After all, that’s how the board, senior executives, and operating units in the First Line of Defense view the matter. They define business objectives, and they want to know that the company’s technology and IT assets can support the company’s pursuit of those objectives. 

Put more plainly: when someone on the board or in business operations utters “cybersecurity,” he or she doesn’t interpret the word to me “to be in compliance with applicable privacy and security regulations.” The person interprets it to mean “our IT stuff works and other people can’t somehow use it to muck up our operations.” CISOs, compliance officers, and IT risk managers need to meet the rest of the enterprise on that ground. 

Does that still include compliance issues? Sure, because “other people using it to muck up our business” can include regulators and civil litigants hauling you into court over a privacy breach. To avoid that predicament, “our IT stuff works” should implicitly include “according to applicable regulations.” 

But let’s not kid ourselves that the primary risk to your enterprise is the technology failing in a way that hamstrings your business objectives. That’s what worries the board. That’s what the board wants to hear about when the CISO briefs it on cybersecurity. So let’s rephrase our main point today as a series of questions:

  • What are the organization’s mission-critical business processes? 
  • How does technology support those processes? 
  • What are the biggest risks to employees’ use of that technology? 
  • How do your cybersecurity procedures and controls work to thwart those biggest risks, so the mission-critical processes can continue without disruption?

That’s how cybersecurity and IT governance are, in the modern business world, essentially the same thing.

Who’s in Charge of This?

Back to the webinar last week. One of the listeners asked an excellent question: If IT governance is so important for cybersecurity and business objectives, to whom should the head of IT governance report? 

Let’s even go one step further: Who should the head of IT governance actually be? 

I would argue that in today’s world, the head of IT governance should be the CISO. If IT governance and information security are the same thing, they should be managed by the same person. (Discomforting statistic: according to a survey released last month, only 29 percent of CISOs oversee IT risk.)

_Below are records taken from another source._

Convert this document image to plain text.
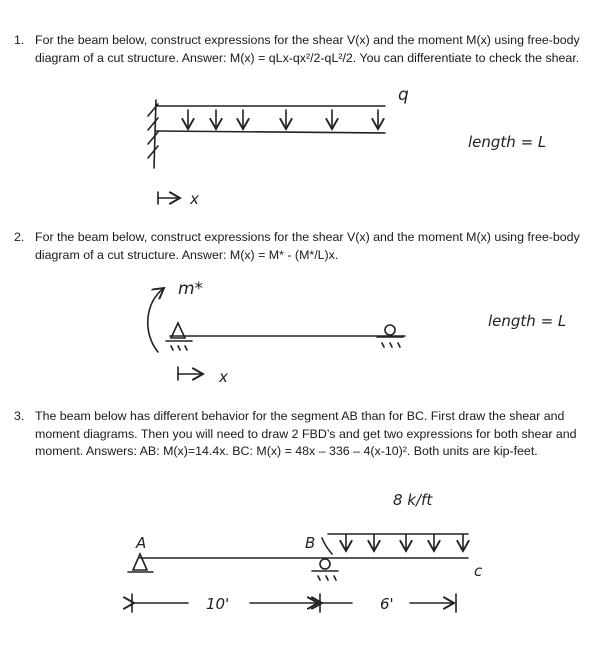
1. For the beam below, construct expressions for the shear V(x) and the moment M(x) using free-body diagram of a cut structure. Answer: M(x) = qLx-qx²/2-qL²/2. You can differentiate to check the shear.
2. For the beam below, construct expressions for the shear V(x) and the moment M(x) using free-body diagram of a cut structure. Answer: M(x) = M* - (M*/L)x.
3. The beam below has different behavior for the segment AB than for BC. First draw the shear and moment diagrams. Then you will need to draw 2 FBD’s and get two expressions for both shear and moment. Answers: AB: M(x)=14.4x. BC: M(x) = 48x – 336 – 4(x-10)². Both units are kip-feet.
q
length = L
x
m*
length = L
x
8 k/ft
A	B
c
10'	6'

Look at the situation as follows. Twenty years ago, a corporation’s most important IT assets were a bunch of rack servers stored in an IT closet at the end of the hall. You could run Ethernet cables to fixed employee workstations, and “security” meant maintaining a firewall to keep other parties away from those servers. 

Today, most companies use cloud-based vendors to store and process your data. Employees and third parties access that data over whatever wi-fi network they can find, using software apps also provided over the cloud, with computing devices they might own themselves, while working at home or lord knows where. 

So what’s the true IT asset in that picture? It’s not the rack server, since your company no longer owns one. It’s not even the employee’s tablet or phone, because who cares if those things get stolen? The company can reimburse the worker for, like, $400.

What matters is your ability to govern access to the data. That’s the IT asset: your ability to keep others from using that stolen iPad, or stolen access credentials. The asset is your collection of policies and procedures to evaluate relationships, study data usage patterns, raise alarms about suspicious behavior, provision or de-provision user access, and so forth. 

That’s IT governance in the modern world. It also sounds a lot to me like IT security, because all I’ve talked about for the last five paragraphs is securing the data.

So when we talk about cybersecurity, we’re really talking about the need to manage IT risks in the modern world. And when we talk about those risks, it’s clear that strong IT governance is what gets them resolved to the board’s satisfaction.

Something to think about as you prepare that next report to the board.